Namun, hingga kini tidak ada tindakan dari pemerintah daerah untuk menegakkan aturan ini.
Selain dugaan eksploitasi pekerja, pabrik ini juga melakukan kejahatan lingkungan. Limbah cair beracun diduga dibuang langsung ke selokan tanpa pengolahan sehingga menyebabkan perubahan warna air.
Praktik ini melanggar Pasal 60 UU No. 32 Tahun 2009 tentang Perlindungan dan Pengelolaan Lingkungan Hidup, yang melarang keras pembuangan limbah tanpa izin resmi. Jika terbukti bersalah, pelaku dapat dijatuhi hukuman penjara maksimal 3 tahun dan denda hingga Rp3 miliar.
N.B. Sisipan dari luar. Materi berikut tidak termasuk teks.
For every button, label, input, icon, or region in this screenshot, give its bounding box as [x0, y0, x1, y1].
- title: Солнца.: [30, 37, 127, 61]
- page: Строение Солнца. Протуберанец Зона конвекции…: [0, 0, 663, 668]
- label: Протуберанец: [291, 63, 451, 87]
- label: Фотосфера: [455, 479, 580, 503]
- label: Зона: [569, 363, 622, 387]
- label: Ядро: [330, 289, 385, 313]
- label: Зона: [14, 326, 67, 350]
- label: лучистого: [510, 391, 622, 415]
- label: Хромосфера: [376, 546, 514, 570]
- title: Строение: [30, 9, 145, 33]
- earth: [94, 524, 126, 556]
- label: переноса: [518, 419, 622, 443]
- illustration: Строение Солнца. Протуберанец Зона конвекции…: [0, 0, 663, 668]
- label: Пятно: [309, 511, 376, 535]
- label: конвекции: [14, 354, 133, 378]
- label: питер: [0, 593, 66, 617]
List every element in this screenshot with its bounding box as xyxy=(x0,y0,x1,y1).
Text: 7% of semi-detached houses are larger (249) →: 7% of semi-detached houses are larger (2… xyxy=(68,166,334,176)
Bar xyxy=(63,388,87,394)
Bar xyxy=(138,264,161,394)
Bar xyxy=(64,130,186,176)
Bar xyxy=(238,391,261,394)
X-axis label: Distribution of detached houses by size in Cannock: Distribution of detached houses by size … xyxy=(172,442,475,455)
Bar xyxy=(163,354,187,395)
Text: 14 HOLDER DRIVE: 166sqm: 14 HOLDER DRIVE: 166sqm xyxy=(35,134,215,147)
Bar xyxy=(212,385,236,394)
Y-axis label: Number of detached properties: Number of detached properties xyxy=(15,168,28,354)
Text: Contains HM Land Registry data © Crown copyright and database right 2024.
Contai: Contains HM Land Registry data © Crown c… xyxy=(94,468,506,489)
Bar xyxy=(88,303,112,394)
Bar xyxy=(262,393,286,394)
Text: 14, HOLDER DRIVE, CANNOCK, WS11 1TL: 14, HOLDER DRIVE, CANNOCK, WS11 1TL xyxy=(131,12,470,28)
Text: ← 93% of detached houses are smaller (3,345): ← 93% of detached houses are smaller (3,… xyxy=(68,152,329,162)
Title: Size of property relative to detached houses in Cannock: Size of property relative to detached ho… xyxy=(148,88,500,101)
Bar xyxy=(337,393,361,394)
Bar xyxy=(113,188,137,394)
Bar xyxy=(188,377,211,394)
Selain itu, tindakan ini juga bertentangan dengan Peraturan Pemerintah No. 101 Tahun 2014 tentang Pengelolaan Limbah B3, yang mewajibkan perusahaan mengelola limbah sesuai standar.
Yang menjadi pertanyaan: Dimana Dinas Lingkungan Hidup (DLH)? Mengapa tidak ada tindakan tegas?
Saat tim media mencoba meminta konfirmasi ke rumah pemilik pabrik, tempat tersebut tampak kosong dan tidak ada orang yang bisa dimintai keterangan.
Upaya konfirmasi melalui WhatsApp juga tidak mendapat respons, meskipun sudah ditunggu berjam-jam.
Yang lebih mengherankan, pemerintah daerah juga seolah-olah tidak peduli terhadap berbagai pelanggaran ini. Hingga berita ini ditulis, belum ada tindakan tegas untuk menutup atau menindak pabrik yang diduga melanggar hukum ini.
Apakah ini karena adanya pembiaran atau bahkan “main mata” dengan oknum tertentu?
Pabrik ini diduga tidak memiliki Nomor Induk Berusaha (NIB) dan izin operasional yang sah. Ini jelas melanggar Pasal 24 UU No. 11 Tahun 2020 tentang Cipta Kerja, yang mewajibkan semua usaha memiliki izin resmi sebelum beroperasi.
Tanpa dokumen legal, seharusnya pabrik ini sudah ditutup! Namun, kenyataannya pabrik masih bebas beroperasi tanpa gangguan.
Jika pemerintah serius menegakkan aturan, seharusnya izin usaha pabrik ini segera dicabut dan pemiliknya dikenai sanksi administratif.
Lantas, mengapa pengawasan terhadap pabrik ilegal seperti ini begitu lemah?
Dengan berbagai pelanggaran serius ini, masyarakat menuntut agar pemerintah daerah segera bertindak tegas!
Langkah yang harus segera diambil:
✅ Audit ulang izin dan legalitas pabrik
✅ Investigasi dampak lingkungan oleh DLH
✅ Menindak tegas pelanggaran ketenagakerjaan
✅ Memastikan pabrik tidak lagi menggunakan LPG subsidi rakyat miskin
✅ Menutup operasional pabrik jika terbukti melanggar aturan
Jika pemerintah tetap diam dan membiarkan kejahatan ini terjadi, maka patut dicurigai adanya pembiaran atau bahkan “permainan di balik layar”!